In den knapp neun Jahren seiner hauptamtlichen Tätigkeit hat sich Sascha Ubrig in Berlin und weit darüber hinaus als authentischer und engagierter Interessenvertreter für die Belange von Menschen mit kognitiver Beeinträchtigung einen Namen gemacht. Er tritt regelmäßig bei Fachtagungen, Kongressen, Parteiveranstaltungen und Demonstrationen als Referent und Redner auf. In Politik und Verwaltung wird er als eine aufrichtige Stimme wahrgenommen – und ein zuverlässiger Partner, mit dem man intensiv und bisweilen auch kontrovers über Mitbestimmungsrechte und Teilhabemöglichkeiten diskutieren kann.

„Am Anfang war ich bei meinen Auftritten oft sehr nervös und manchmal auch ein bisschen ungeduldig, wenn Sachen mir zu lange gedauert haben“, erzählt Ubrig. Da habe ihm die Zusammenarbeit und der Austausch mit seinen Assistentinnen sehr geholfen. „Über die Jahre haben wir gemeinsam ein Gespür dafür entwickelt, wie und wo man bestimmte Forderungen am besten vorbringt und formuliert“, ergänzt Anja Hahlweg. Ihr und ihrer Kollegin ist dabei besonders wichtig, sich selbst zurückzunehmen und Sascha Ubrig nicht in irgendeine Richtung zu beeinflussen, sondern über inhaltliche Fragen im Team nachzudenken und nach Lösungen zu suchen.

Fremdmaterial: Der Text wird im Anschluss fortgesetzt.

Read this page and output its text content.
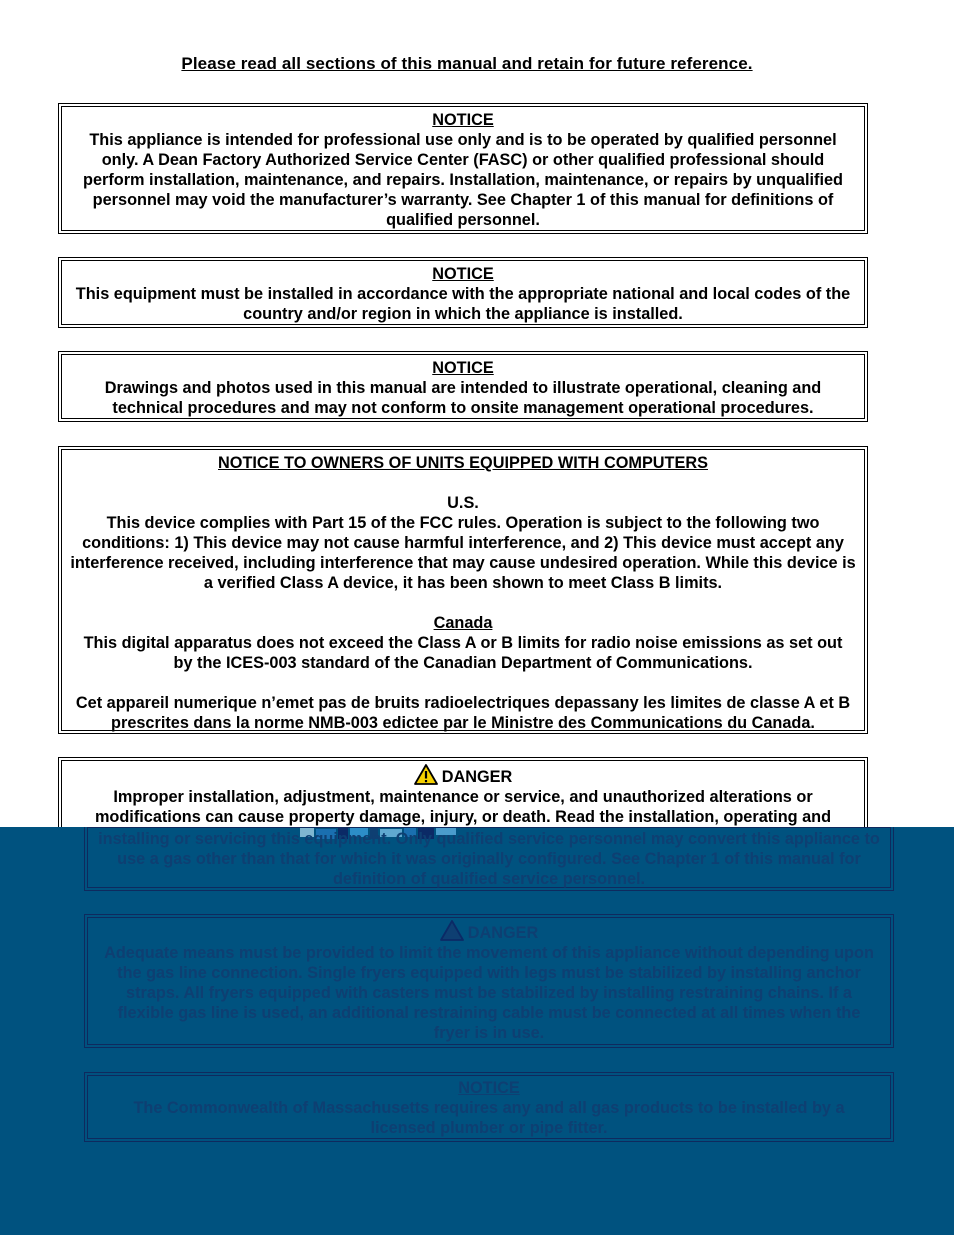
Please read all sections of this manual and retain for future reference.

NOTICE

This appliance is intended for professional use only and is to be operated by qualified personnel only. A Dean Factory Authorized Service Center (FASC) or other qualified professional should perform installation, maintenance, and repairs. Installation, maintenance, or repairs by unqualified personnel may void the manufacturer’s warranty. See Chapter 1 of this manual for definitions of qualified personnel.

NOTICE

This equipment must be installed in accordance with the appropriate national and local codes of the country and/or region in which the appliance is installed.

NOTICE

Drawings and photos used in this manual are intended to illustrate operational, cleaning and technical procedures and may not conform to onsite management operational procedures.

NOTICE TO OWNERS OF UNITS EQUIPPED WITH COMPUTERS

U.S.

This device complies with Part 15 of the FCC rules. Operation is subject to the following two conditions: 1) This device may not cause harmful interference, and 2) This device must accept any interference received, including interference that may cause undesired operation. While this device is a verified Class A device, it has been shown to meet Class B limits.

Canada

This digital apparatus does not exceed the Class A or B limits for radio noise emissions as set out by the ICES-003 standard of the Canadian Department of Communications.

Cet appareil numerique n’emet pas de bruits radioelectriques depassany les limites de classe A et B prescrites dans la norme NMB-003 edictee par le Ministre des Communications du Canada.

DANGER

Improper installation, adjustment, maintenance or service, and unauthorized alterations or modifications can cause property damage, injury, or death. Read the installation, operating and

installing or servicing this equipment. Only qualified service personnel may convert this appliance to use a gas other than that for which it was originally configured. See Chapter 1 of this manual for definition of qualified service personnel.

DANGER

Adequate means must be provided to limit the movement of this appliance without depending upon the gas line connection. Single fryers equipped with legs must be stabilized by installing anchor straps. All fryers equipped with casters must be stabilized by installing restraining chains. If a flexible gas line is used, an additional restraining cable must be connected at all times when the fryer is in use.

NOTICE

The Commonwealth of Massachusetts requires any and all gas products to be installed by a licensed plumber or pipe fitter.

Eingespieltes Team: Anja Hahlweg, Sascha Ubrig, Katja Macheleidt und Daniel Fischer (von links nach rechts) vom Berliner Landesverband der Lebenshilfe
Eingespieltes Team: Anja Hahlweg, Sascha Ubrig, Katja Macheleidt und Daniel Fischer (von links nach rechts) vom Berliner Landesverband der Lebenshilfe

© Ronald Patrick

Bundesweit ist Ubrig nach wie vor der einzige hauptamtliche Selbstvertreter für Menschen mit Beeinträchtigung. Seine Stelle ist zum Vorbild geworden für andere Städte und Gemeinden, die darüber nachdenken, ähnliche Arbeitsplätze zu schaffen. Immer wieder gehen Anfragen bei der Berliner Lebenshilfe ein, wie die Stelle finanziert und wie sie inhaltlich ausgestaltet ist, zuletzt etwa aus Köln oder aus Soltau in Niedersachsen. Ubrig und seine beiden Assistentinnen treten dann als Berater auf, berichten von ihren Erfahrungen und geben Tipps. Denn natürlich würden sie sich darüber freuen, wenn das Berliner Beispiel bundesweit Schule macht und vergleichbare Stellen auch andernorts eingerichtet werden.

Innerhalb des Berliner Landesverbandes der Lebenshilfe ist Ubrig nicht der einzige Mensch mit einer Beeinträchtigung. Im Referat Sozialpolitik arbeitet eine hörbehinderte Juristin, im Betreuungsverein eine Mitarbeiterin mit einer chronischen Erkrankung. Insgesamt sind im Landesverband 18 Mitarbeiter:innen beschäftigt. Über alle Details ihrer Arbeit informiert die Berliner Lebenshilfe übrigens in ihrem jährlichen Geschäftsbericht. Wer den liest, nimmt schnell wahr, dass die Arbeit von Sascha Ubrig auch intern Früchte trägt und der Verein beim Thema Inklusion vorangeht: Sämtliche Kapitel werden am Ende in leichter Sprache noch einmal zusammengefasst – um möglichst viele Menschen zu erreichen.